When he looked down, his jeans were spattered with blood.
Well, he wasn’t the one who’d spilled it first.
There was no way anyone could claim that he didn’t have a moral high ground. He couldn’t undo what had been done to Lil. But he could have retribution. He could teach them the lesson he had not been able to teach her: life is something only God should give and take.
George looked down again at the pistol in his hand.
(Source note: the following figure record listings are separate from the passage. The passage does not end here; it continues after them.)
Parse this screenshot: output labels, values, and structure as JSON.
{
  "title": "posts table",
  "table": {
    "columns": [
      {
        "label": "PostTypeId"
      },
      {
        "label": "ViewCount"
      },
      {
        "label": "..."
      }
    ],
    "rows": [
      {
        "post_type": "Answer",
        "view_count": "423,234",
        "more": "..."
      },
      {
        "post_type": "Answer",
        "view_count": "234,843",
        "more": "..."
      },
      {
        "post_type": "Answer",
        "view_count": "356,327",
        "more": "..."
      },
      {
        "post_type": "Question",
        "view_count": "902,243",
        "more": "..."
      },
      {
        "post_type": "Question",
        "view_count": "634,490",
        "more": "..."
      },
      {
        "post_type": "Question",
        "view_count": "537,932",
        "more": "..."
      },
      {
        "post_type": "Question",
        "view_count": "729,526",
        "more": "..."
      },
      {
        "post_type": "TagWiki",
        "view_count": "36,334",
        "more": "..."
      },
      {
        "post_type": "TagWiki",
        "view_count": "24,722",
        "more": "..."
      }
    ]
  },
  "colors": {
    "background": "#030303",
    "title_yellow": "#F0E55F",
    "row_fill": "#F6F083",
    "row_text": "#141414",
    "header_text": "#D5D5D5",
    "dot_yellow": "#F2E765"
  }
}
He had forgotten what it was like to watch someone die. In Bosnia, that rapist who struck his head on the curb had grabbed at George’s arm and stared into his eyes as if there were a cord stretched between them, and as long as he didn’t blink, he would be able to stay in this world.
It had been the same when he opened fire at the clinic and struck the receptionist—he had seen her eyes the moment they went dark, like a candle at the end of its wick. The second woman he shot, well, that was an accident. He hadn’t even noticed her when he walked inside. He had only looked at the front desk and what was beyond it. But when she started yelling, he had to shut her up. He had to. His body had just taken over.